I myself cannot meet them as a group for security reasons. So I meet two or three at a time. The return of state authorities is important to guarantee security for the few individual Christians and for the Church to continue her pastoral and charitable activity.
Caritas Somalia exists, but not as an independent structure; it supports initiatives of other humanitarian organizations.
–Q: Since 1991 the country has no central state. What is the present political situation?
–Bishop Bertin: Somalia is divided into a least three parts. In the north there is the Somaliland Republic, which declared its independence 10 years ago, but was never recognized by the international community. Here there is some stability, particularly in the central western area.

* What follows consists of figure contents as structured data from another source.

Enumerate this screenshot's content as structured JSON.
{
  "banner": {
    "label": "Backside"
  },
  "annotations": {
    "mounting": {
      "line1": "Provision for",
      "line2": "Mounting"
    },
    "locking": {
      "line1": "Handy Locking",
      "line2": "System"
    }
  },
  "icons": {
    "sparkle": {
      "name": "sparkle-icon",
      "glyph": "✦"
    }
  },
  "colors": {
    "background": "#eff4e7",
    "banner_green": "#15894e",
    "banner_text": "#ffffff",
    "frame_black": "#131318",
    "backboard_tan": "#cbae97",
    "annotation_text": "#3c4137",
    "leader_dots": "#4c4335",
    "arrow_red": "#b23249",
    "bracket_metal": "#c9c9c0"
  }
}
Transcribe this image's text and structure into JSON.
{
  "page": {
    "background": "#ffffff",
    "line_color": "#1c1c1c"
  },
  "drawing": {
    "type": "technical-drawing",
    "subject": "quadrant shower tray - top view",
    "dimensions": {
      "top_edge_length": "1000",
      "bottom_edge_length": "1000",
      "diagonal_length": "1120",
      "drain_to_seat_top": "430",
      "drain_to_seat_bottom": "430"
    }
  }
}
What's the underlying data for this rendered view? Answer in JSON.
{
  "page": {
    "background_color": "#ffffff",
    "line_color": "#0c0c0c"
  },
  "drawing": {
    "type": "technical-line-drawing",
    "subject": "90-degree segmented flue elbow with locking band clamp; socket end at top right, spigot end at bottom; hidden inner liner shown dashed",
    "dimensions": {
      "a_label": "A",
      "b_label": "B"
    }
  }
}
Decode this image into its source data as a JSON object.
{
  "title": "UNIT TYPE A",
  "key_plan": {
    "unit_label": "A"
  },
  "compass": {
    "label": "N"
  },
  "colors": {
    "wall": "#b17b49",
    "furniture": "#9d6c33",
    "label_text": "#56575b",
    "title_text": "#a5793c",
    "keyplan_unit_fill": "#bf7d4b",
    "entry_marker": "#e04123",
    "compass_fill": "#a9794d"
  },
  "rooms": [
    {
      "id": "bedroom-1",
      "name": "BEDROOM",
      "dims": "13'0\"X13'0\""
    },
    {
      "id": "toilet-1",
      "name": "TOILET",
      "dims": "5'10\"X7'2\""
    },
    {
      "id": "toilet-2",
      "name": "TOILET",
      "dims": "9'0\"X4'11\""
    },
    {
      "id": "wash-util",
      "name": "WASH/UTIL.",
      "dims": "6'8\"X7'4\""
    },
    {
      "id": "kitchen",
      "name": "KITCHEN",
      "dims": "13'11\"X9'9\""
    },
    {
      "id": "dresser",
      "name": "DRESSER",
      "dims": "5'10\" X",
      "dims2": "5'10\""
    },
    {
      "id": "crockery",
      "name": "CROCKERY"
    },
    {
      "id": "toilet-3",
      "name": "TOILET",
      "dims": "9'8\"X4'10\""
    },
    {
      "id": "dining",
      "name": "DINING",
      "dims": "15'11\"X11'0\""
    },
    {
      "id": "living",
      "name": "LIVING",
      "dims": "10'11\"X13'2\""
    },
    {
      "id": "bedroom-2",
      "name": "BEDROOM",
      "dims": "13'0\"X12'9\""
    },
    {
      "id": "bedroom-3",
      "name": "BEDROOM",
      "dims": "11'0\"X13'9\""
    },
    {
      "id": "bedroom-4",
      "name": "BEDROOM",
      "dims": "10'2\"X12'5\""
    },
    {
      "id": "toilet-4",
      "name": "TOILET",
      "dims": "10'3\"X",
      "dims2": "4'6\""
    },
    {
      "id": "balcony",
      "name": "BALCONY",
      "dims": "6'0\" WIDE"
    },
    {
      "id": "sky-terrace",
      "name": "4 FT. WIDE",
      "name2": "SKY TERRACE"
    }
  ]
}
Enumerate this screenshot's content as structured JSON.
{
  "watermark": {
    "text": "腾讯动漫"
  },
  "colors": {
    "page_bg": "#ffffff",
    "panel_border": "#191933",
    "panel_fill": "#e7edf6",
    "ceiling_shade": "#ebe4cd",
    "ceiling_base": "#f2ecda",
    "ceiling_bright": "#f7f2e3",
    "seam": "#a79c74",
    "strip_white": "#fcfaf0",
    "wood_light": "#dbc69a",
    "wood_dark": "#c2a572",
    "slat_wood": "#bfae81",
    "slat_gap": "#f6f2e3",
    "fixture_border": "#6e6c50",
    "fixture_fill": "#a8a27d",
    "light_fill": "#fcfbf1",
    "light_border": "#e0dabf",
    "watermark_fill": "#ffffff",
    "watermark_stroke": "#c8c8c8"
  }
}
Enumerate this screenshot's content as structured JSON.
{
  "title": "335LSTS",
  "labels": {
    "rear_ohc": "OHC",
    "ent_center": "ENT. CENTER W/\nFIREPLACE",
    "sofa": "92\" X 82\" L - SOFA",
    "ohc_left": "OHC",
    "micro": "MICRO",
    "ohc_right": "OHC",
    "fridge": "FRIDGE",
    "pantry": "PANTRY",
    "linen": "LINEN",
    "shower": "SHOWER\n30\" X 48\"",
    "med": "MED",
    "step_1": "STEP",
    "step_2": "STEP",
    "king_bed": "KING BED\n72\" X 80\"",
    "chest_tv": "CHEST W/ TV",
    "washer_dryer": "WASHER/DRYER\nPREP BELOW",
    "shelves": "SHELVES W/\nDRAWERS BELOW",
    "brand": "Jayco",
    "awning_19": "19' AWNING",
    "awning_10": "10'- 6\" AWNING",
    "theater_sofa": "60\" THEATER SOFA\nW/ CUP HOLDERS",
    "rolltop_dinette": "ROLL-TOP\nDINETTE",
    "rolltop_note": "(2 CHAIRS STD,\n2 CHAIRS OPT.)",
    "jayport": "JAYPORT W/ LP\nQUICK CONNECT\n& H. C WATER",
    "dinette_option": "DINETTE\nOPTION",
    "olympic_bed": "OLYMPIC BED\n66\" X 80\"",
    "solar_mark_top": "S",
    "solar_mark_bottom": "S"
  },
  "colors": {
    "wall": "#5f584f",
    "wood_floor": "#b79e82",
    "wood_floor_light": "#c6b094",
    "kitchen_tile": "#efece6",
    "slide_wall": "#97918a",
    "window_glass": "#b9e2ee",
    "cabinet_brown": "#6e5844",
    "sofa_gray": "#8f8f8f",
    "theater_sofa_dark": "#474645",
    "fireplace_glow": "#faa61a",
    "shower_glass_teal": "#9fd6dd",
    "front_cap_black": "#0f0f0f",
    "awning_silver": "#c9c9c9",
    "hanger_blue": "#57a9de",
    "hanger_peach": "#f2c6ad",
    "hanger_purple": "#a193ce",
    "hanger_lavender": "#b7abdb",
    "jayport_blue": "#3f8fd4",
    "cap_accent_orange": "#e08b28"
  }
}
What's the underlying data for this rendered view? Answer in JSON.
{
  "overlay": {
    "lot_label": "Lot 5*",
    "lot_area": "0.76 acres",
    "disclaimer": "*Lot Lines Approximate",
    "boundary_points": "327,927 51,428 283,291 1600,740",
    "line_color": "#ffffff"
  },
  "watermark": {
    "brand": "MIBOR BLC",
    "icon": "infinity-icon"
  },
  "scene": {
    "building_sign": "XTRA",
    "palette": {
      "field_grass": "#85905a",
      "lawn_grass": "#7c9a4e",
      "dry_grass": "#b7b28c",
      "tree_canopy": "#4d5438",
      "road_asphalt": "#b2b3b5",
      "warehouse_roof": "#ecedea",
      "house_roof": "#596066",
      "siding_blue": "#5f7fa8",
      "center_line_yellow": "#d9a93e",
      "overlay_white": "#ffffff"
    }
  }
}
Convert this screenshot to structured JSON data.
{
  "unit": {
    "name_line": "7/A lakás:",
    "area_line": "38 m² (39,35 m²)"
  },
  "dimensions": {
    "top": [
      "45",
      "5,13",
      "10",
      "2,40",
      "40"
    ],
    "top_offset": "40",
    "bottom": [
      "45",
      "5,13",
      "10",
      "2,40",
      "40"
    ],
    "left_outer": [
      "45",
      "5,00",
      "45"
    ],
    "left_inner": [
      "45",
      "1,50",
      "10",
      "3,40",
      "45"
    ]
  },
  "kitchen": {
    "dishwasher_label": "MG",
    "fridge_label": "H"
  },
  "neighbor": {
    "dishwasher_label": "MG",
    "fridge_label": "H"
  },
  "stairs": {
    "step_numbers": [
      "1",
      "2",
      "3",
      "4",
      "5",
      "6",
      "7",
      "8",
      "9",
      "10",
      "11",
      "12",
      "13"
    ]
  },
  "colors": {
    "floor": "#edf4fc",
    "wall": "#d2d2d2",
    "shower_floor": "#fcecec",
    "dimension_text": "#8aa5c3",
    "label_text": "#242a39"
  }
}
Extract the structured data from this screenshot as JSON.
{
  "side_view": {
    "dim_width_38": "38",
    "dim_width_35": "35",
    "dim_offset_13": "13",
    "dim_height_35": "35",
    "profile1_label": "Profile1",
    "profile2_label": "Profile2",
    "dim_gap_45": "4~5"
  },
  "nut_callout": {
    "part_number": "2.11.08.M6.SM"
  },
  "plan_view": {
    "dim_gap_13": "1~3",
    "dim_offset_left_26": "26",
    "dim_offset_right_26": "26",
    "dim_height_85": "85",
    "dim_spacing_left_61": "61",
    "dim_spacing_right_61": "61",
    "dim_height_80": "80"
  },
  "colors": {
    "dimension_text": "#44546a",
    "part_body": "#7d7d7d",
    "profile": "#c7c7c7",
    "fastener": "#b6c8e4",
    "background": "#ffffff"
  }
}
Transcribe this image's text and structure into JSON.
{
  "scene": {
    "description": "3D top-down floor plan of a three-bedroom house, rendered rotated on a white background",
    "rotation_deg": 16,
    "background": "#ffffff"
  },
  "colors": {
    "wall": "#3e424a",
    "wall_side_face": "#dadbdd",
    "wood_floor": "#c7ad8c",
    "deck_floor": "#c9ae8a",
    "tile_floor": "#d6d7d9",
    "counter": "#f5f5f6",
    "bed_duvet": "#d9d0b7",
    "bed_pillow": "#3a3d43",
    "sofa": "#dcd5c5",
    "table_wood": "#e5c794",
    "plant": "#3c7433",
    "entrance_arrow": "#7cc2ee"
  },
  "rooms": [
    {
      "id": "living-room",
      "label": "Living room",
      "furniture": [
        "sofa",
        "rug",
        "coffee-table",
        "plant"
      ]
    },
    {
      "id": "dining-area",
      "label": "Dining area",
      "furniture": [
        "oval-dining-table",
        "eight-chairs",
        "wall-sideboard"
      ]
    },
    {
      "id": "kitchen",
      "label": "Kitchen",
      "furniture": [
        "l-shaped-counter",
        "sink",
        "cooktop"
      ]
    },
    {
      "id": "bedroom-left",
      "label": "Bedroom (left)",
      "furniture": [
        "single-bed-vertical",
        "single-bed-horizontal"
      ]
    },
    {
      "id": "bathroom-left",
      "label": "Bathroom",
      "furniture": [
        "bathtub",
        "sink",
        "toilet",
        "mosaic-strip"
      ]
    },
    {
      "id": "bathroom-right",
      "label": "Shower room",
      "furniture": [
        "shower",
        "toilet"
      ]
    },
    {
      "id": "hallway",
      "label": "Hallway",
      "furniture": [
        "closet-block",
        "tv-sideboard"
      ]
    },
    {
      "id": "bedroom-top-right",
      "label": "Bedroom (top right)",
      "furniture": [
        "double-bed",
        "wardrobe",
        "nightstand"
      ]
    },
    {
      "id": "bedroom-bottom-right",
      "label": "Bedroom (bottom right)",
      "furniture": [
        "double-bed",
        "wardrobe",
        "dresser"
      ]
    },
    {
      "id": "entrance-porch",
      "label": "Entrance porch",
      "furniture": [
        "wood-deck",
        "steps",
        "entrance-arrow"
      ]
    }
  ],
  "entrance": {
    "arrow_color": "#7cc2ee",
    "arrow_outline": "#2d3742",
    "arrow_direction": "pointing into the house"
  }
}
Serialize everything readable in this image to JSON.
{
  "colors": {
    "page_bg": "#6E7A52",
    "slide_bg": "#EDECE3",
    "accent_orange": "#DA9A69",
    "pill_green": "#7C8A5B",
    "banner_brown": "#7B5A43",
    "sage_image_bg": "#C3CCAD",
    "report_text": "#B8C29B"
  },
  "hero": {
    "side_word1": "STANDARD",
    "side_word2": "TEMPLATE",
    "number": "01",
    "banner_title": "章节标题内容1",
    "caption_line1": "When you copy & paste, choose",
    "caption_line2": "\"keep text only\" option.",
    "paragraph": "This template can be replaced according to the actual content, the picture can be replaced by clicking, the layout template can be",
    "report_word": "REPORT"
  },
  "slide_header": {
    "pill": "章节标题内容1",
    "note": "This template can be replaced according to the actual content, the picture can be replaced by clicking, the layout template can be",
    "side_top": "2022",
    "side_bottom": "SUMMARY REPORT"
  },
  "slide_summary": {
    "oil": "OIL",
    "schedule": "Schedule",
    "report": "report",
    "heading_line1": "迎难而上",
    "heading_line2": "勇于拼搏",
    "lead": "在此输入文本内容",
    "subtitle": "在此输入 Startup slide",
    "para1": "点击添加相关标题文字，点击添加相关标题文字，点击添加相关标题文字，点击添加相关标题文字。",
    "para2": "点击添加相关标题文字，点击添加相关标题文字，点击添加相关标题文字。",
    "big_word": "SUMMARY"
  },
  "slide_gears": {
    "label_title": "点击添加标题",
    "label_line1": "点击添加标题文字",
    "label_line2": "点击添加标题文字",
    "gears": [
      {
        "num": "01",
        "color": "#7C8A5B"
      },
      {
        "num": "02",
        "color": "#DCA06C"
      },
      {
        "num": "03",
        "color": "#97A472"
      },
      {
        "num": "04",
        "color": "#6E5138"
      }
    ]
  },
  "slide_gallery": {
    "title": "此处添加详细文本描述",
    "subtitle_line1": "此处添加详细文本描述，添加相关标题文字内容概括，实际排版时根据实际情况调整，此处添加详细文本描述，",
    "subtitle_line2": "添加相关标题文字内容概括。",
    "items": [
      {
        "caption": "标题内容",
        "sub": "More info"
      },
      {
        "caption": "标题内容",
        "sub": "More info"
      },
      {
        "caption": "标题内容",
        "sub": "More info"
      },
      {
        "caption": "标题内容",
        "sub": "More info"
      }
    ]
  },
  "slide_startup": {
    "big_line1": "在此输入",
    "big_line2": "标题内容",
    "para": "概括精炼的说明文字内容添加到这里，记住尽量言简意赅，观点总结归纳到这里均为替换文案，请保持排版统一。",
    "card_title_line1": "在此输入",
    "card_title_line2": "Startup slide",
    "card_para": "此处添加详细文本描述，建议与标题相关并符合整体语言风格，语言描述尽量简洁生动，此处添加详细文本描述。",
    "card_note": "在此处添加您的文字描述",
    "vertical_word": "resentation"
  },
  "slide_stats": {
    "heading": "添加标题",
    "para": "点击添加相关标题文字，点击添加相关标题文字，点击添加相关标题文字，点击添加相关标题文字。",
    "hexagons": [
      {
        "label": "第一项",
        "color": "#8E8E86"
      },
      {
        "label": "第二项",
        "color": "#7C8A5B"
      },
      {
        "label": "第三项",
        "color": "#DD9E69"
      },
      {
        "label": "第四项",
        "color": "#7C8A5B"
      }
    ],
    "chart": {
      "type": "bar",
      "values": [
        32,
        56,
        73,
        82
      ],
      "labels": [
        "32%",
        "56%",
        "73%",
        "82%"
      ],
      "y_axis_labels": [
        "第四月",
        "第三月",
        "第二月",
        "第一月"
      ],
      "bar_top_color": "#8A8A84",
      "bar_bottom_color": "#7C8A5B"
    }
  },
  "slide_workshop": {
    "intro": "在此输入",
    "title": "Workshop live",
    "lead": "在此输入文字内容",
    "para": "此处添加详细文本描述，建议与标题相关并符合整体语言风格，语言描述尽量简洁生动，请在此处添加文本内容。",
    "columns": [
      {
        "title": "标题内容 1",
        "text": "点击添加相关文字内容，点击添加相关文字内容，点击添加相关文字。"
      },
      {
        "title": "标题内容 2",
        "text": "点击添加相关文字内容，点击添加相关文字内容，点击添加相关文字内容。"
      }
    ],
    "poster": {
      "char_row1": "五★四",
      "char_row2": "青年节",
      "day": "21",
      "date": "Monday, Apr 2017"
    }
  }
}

[There is] northeast Somalia, a zone of relative peace in the last three or four years, which has led to the establishment of Puntland, a temporary local administration that does not aim at independence. In the last two months, however, the situation has become serious with a struggle between two executives.
Central-southern Somalia, the most populated part and potentially the richest, is the zone which has never succeeded in setting up a stable administration. A transition government, formed a year ago at the Djibouti
Conference and installed in the capital Mogadishu, does not control the rest of the territory. However, this government still retains credibility with the international community.
Recently, Hasan Abshir Farah formed a new executive, which initiated relations with Ethiopia. Mogadishu and Addis Ababa decided to convoke a conference in the coming months in Nairobi for all parts of Somalia. This is an important development because Ethiopia has always sought to weaken the government of Mogadishu, and the latter, up to now, has not been supported by the different local components.
–Q: What is the cause of Somalia´s instability?
–Bishop Bertin: The Somali have no culture of state. They are peoples who are tied to a clan and the nomadic life. We must not forget that in 1960, after independence, the leaders of the nation devoured the country´s resources.
In recent times the different clan leaders have worked only for their own interests. This weakens the sense of community: The logic of the clan prevails over that of the common good.